Par ailleurs, l’utilisation d’outils complémentaires comme Terragrunt simplifie la gestion de déploiements multi-environnements. Il permet de maintenir une cohérence entre les environnements de développement, de test et de production, tout en minimisant la duplication de code. Les responses des équipes ayant adopté Terragrunt sont unanimes : la gestion des configurations tailored par environnement devient beaucoup moins fastidieuse. Pour aller plus loin, des outils comme Helm s’intègrent naturellement dans l’écosystème Terraform via le provider Helm, permettant de déployer des charts Kubernetes directement depuis vos files Terraform.
⚠️ À garder en tête
Ne stockez jamais de secrets ou de tokens d’accès directement dans vos files Terraform, même dans des variables d’environnement non chiffrées. Tout ce qui transite par le state Terraform doit être considéré comme potentiellement lisible. Utilisez systématiquement Azure Key Vault et des managed identities pour sécuriser les accès sensitive entre services.
Questions fréquentes
Quelle est la différence entre déployer Kubernetes manuellement et avec Terraform ?
Le déploiement manuel d’un cluster Kubernetes implique de configurer chaque ressource cloud une à une via la console ou des scripts shell, sans garantie de reproductibilité. Avec Terraform, l’infrastructure est décrite dans des files déclaratifs versionnés : chaque déploiement est identique, auditables et réversible. Les developers bénéficient d’un historique complet des changements et peuvent collaborer sans risque de divergence d’environnement.
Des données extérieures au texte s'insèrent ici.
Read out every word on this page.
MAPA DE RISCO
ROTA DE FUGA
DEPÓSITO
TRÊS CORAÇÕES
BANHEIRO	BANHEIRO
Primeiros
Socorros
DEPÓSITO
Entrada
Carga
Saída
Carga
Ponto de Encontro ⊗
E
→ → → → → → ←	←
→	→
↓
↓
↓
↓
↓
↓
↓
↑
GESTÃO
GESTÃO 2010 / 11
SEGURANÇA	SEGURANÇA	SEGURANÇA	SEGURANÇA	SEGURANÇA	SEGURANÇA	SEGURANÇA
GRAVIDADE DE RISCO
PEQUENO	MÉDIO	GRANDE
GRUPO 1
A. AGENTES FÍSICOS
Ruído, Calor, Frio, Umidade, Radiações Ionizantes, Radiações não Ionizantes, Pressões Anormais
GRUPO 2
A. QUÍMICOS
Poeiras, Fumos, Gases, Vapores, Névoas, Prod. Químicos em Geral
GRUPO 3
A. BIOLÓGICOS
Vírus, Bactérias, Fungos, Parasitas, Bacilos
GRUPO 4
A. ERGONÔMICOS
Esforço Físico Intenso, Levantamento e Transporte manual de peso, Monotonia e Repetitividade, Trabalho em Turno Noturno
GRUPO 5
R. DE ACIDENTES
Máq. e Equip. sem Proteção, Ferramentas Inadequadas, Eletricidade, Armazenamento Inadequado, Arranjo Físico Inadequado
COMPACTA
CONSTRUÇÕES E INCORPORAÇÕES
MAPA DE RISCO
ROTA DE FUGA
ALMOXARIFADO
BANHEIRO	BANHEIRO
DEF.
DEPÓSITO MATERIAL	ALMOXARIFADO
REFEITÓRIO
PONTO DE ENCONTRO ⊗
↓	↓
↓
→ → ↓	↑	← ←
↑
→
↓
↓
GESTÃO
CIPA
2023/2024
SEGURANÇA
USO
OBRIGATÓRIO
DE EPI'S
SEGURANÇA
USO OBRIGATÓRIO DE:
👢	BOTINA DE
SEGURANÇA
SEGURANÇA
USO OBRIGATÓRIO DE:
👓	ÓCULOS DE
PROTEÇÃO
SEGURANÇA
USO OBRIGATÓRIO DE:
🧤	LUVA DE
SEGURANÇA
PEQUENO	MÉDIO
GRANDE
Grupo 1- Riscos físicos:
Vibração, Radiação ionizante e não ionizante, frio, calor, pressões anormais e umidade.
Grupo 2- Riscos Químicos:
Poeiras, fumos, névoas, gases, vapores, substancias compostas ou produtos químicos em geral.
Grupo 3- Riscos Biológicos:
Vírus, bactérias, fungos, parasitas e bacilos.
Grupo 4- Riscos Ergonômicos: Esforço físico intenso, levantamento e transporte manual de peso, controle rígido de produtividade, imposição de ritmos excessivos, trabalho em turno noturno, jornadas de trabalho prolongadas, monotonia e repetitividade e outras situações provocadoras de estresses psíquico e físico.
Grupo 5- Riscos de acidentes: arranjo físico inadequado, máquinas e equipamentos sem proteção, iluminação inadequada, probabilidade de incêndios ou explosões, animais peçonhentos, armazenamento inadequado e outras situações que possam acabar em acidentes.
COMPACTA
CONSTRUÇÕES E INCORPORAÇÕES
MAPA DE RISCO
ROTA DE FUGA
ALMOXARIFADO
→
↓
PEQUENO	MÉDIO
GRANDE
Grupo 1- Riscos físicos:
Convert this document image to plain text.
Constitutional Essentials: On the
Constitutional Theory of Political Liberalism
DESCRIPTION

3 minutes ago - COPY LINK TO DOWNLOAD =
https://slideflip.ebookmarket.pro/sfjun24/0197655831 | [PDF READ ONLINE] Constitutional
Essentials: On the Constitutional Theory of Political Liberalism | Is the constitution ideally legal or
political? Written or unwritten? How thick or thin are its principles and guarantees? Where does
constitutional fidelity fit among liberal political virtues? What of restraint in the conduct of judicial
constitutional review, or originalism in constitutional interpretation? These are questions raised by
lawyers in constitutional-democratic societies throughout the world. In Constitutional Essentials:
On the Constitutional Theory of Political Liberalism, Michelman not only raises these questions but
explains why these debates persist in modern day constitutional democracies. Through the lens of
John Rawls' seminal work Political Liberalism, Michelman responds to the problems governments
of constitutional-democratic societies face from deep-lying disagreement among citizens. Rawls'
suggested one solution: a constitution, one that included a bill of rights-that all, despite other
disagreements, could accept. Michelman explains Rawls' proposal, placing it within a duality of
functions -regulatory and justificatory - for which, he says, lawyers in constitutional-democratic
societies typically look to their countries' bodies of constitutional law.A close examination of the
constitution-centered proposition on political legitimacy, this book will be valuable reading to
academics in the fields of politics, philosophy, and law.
Comment gérer les secrets Kubernetes sensibles dans Terraform ?
Les données sensitive — mots de passe, tokens, clés API — ne doivent jamais apparaître en clair dans les files Terraform. La bonne pratique consiste à les stocker dans Azure Key Vault et à les référencer via des data sources Terraform. Les outputs contenant des secrets doivent être marqués sensitive = true pour éviter leur affichage dans les logs. Le state Terraform doit lui-même être stocké dans un backend chiffré avec accès restreint.
Combien de temps faut-il pour déployer un cluster AKS avec Terraform ?
Le provisionnement d’un cluster AKS via Terraform prend généralement entre 5 et 15 minutes selon la complexité de la configuration et le nombre de node pools. Un cluster basique avec un seul node pool et une identité system-assigned est saved et opérationnel en moins de 10 minutes. Les déploiements incluant des ressources annexes (réseau, Key Vault, ACR) peuvent allonger ce délai de 5 à 10 minutes supplémentaires.
Est-il possible d’utiliser Terraform pour gérer les ressources Kubernetes après le déploiement du cluster ?
Oui, le provider Kubernetes de Terraform permet de gérer les objets Kubernetes — namespaces, deployments, services, ConfigMaps — directement depuis les files Terraform. Cependant, les équipes choisissent souvent une approche hybride : Terraform pour l’infrastructure (le cluster, le réseau, les identités) et kubectl ou Helm pour les ressources applicatives. Cette séparation des concerns améliore la lisibilité et les cycles de déploiement.
Quels sont les prérequis pour déployer AKS avec Terraform ?
Pour déployer un cluster AKS using Terraform, il faut disposer d’un abonnement Azure actif avec les droits suffisants (Contributor ou Owner), de Terraform CLI installé (version 1.3 ou supérieure recommandée), du provider azurerm configuré avec les credentials appropriés (Service Principal ou Managed Identity), et d’Azure CLI pour l’authentification initiale. Un compte de stockage Azure pour le backend Terraform distant est fortement conseillé dès le début du projet.